J.W.: Bitter ist die Erfahrung, dass es nahezu unüberwindliche emotionale Hindernisse für den Gottesglauben bei Menschen gibt, Vorur­teile, die ganz tief eingefressen sind. Enttäu­schend ist auch manches Versagen im kirch­lichen Umfeld, etwa funktionärshaftes Ge­habe. Entmutigend ist die Erfahrung von Resignation nach dem Motto: Es hat doch alles keinen Zweck. Sehr bereichernd ist es, wenn man Menschen zur Seite hat, mit denen man an einem Strang ziehen kann. Menschen, die nicht so schnell aufgeben, die vielmehr sa­gen: » Wenn der eine Weg nicht geht, dann lasst uns mal einen anderen Weg versuchen.« Was mir hilft, ist der Blick auf Menschen, die sich mit Fantasie und Fröhlichkeit einsetzen. Besonders ermutigend ist es zu erleben, dass immer wieder einzelne Menschen zum Glau­ben finden. Das sind keine großen Zahlen: Hier im Bistum unter hundert Erwachsenen­taufen pro Jahr, aber die Tatsache solcher Er­wachsenentaufen bestärkt doch sehr.

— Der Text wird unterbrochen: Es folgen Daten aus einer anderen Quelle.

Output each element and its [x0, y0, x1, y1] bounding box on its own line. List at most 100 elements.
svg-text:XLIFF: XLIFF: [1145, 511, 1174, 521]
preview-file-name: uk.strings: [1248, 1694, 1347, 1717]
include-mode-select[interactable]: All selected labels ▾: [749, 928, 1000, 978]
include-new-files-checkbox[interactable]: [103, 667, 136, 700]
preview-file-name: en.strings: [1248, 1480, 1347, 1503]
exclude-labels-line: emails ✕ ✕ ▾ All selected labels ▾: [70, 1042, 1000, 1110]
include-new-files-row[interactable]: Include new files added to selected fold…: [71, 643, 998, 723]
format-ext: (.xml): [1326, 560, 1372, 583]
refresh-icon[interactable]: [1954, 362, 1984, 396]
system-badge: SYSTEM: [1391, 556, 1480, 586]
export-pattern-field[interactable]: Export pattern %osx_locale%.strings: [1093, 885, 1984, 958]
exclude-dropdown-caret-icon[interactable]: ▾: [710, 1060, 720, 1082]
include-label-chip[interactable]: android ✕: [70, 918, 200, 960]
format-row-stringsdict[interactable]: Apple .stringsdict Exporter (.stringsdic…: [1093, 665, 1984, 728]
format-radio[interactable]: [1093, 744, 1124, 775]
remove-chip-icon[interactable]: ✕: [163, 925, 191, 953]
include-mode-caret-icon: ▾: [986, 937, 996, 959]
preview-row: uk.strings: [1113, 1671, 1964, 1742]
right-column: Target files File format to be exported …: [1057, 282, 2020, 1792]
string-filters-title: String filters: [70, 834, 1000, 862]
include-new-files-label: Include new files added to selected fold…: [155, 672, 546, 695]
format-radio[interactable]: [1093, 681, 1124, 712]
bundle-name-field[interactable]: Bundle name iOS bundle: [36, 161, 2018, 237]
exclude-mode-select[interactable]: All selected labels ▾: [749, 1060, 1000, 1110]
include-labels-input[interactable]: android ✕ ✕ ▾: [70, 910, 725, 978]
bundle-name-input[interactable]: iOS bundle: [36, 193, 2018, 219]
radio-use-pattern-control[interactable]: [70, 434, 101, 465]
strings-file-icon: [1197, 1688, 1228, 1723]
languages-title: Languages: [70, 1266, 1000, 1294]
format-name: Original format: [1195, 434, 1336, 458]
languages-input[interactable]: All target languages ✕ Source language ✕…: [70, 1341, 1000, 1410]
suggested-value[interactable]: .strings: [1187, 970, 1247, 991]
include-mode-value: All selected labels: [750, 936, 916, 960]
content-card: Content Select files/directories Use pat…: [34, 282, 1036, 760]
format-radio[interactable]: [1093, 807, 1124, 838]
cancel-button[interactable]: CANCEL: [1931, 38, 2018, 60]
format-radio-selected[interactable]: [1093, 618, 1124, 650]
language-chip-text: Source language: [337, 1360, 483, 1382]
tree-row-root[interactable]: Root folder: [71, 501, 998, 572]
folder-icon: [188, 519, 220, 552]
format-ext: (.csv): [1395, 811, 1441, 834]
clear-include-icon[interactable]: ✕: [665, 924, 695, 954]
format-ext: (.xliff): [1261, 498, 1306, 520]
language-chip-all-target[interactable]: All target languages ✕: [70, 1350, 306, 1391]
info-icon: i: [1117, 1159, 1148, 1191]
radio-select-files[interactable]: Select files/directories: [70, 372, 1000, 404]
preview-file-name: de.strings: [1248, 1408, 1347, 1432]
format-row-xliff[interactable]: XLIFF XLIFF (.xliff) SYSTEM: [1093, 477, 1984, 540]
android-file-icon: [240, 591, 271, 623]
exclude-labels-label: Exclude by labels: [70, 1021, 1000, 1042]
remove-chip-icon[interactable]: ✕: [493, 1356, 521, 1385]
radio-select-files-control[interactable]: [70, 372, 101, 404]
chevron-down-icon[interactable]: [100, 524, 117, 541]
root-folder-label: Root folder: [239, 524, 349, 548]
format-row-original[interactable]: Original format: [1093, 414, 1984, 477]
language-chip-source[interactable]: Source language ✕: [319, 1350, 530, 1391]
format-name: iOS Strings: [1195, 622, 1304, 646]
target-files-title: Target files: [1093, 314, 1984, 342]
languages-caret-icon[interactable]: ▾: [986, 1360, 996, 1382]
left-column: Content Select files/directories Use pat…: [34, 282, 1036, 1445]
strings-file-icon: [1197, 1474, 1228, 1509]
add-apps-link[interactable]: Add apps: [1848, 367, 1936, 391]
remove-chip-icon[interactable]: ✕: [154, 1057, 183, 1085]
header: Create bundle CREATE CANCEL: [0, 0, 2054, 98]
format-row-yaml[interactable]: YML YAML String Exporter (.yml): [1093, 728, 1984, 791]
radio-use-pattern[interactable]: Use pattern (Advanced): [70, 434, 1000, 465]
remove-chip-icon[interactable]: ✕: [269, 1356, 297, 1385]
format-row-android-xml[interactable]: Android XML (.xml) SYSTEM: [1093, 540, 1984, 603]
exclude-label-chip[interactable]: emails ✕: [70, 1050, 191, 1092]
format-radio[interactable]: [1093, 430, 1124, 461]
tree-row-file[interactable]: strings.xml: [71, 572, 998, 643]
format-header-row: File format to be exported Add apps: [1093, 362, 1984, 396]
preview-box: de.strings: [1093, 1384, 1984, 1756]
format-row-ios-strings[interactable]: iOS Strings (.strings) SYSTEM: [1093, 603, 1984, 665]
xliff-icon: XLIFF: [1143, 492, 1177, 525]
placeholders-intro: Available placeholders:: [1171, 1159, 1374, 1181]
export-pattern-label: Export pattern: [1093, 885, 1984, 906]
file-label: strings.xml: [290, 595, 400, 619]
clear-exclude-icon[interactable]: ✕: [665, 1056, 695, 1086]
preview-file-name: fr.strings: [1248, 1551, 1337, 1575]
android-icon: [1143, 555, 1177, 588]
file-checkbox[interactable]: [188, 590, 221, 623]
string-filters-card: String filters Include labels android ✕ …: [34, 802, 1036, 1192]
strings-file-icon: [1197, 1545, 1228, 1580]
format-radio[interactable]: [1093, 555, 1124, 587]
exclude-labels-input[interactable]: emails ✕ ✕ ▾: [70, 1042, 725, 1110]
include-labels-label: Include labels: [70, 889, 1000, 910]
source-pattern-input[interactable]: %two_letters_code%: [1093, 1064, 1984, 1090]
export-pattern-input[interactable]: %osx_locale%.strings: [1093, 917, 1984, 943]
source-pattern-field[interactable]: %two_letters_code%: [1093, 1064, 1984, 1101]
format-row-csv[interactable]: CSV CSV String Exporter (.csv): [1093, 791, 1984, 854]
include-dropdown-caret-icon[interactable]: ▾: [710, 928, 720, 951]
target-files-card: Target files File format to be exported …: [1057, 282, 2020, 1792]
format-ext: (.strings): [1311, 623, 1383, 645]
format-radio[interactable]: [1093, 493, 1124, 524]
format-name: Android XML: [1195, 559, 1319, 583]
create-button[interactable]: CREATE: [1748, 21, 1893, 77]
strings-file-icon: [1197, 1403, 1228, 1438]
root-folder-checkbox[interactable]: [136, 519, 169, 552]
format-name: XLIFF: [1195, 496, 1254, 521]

Die Be­gegnung mit Katechumenen bereichert am meisten uns selbst. Pfarrer, die Menschen zur Erwachsenentaufe begleiten, sind oft berufs­froher als solche, die wie eine Lokomotive nur eine müde Gemeinde ziehen. Die Erfahrung, dass Gottes Geist eine Biografie verwandeln kann, erfahre ich wie ein Wunder. Gottlob, dass es solche Wunder auch heute gibt.

M.J.: Vielen Dank für das ermutigende Gespräch.